Question

The construction of a triangle ABC, given that BC = 4 cm, $\angle B={30}^{\circ },$ is not possible when difference of AB and AC is equal to

• A.
  3 cm
• B.
  3.5 cm
• C.
  2 cm
• D.
  4 cm

Answer 1

The correct option is D

4 cm


First of all, we draw a rough triangle ABC, One of the base angle is given ${30}^{\circ }.$ Base length BC is given 4cm .

We can represent the difference of remaining two sides as AB-AC

we do not know either AB>AC or AC > AB

Let us take the difference of other two sides is equal to 3cm ; In this case, we can construct the triangle with the given information, as

by inequality of triangles.
We know that
"The difference of any two sides of a triangle is always less than the third side. "

So, If we consider, $AB-ACorAC-AB=3\Rightarrow <\text{Third sides i.e=BC,}$

So, in this case, triangle can be constructed.

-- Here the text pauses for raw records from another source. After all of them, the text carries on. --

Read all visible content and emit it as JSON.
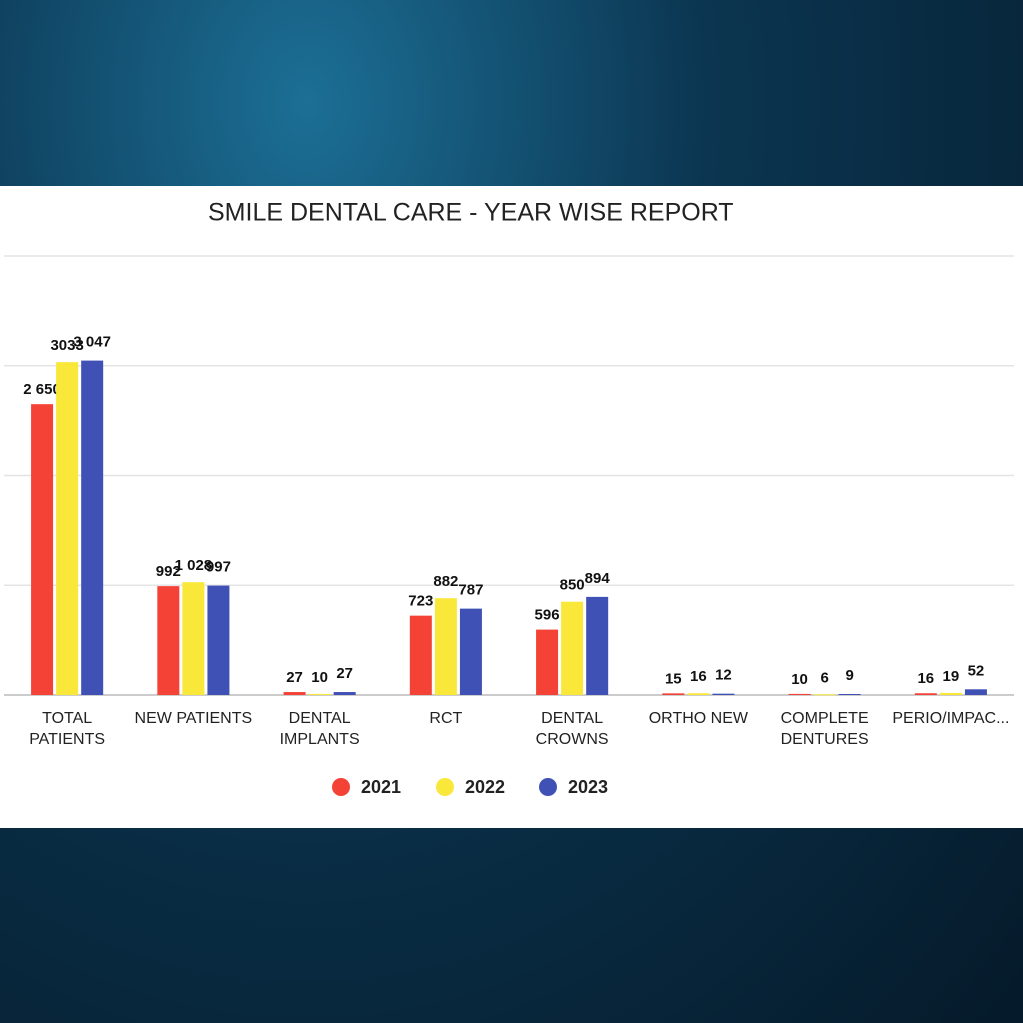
{
  "chart_data": {
    "type": "bar",
    "title": "SMILE DENTAL CARE - YEAR WISE REPORT",
    "categories": [
      "TOTAL\nPATIENTS",
      "NEW PATIENTS",
      "DENTAL\nIMPLANTS",
      "RCT",
      "DENTAL\nCROWNS",
      "ORTHO NEW",
      "COMPLETE\nDENTURES",
      "PERIO/IMPAC..."
    ],
    "series": [
      {
        "name": "2021",
        "color": "#f44336",
        "values": [
          2650,
          992,
          27,
          723,
          596,
          15,
          10,
          16
        ],
        "value_labels": [
          "2 650",
          "992",
          "27",
          "723",
          "596",
          "15",
          "10",
          "16"
        ]
      },
      {
        "name": "2022",
        "color": "#f9e83a",
        "values": [
          3033,
          1028,
          10,
          882,
          850,
          16,
          6,
          19
        ],
        "value_labels": [
          "3033",
          "1 028",
          "10",
          "882",
          "850",
          "16",
          "6",
          "19"
        ]
      },
      {
        "name": "2023",
        "color": "#3f51b5",
        "values": [
          3047,
          997,
          27,
          787,
          894,
          12,
          9,
          52
        ],
        "value_labels": [
          "3 047",
          "997",
          "27",
          "787",
          "894",
          "12",
          "9",
          "52"
        ]
      }
    ],
    "ylim": [
      0,
      4000
    ],
    "yticks": [
      0,
      1000,
      2000,
      3000,
      4000
    ],
    "grid": true
  }
}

$\Rightarrow$ similarly, If we take the difference of two sides as 3.5 cm.
We are again getting the difference of two sides is less than the third side that means we can construct the triangle.

$\Rightarrow$ Similarly, in Option (c), as 2<4.

$\Rightarrow$ But when we take the Option (d).
BC = 4 cm.
Now, the concept that the difference o two sides of a triangle is always less than the third side is contradicted.

$\Rightarrow$Therefore Option (d) 4 cm is the correct answer.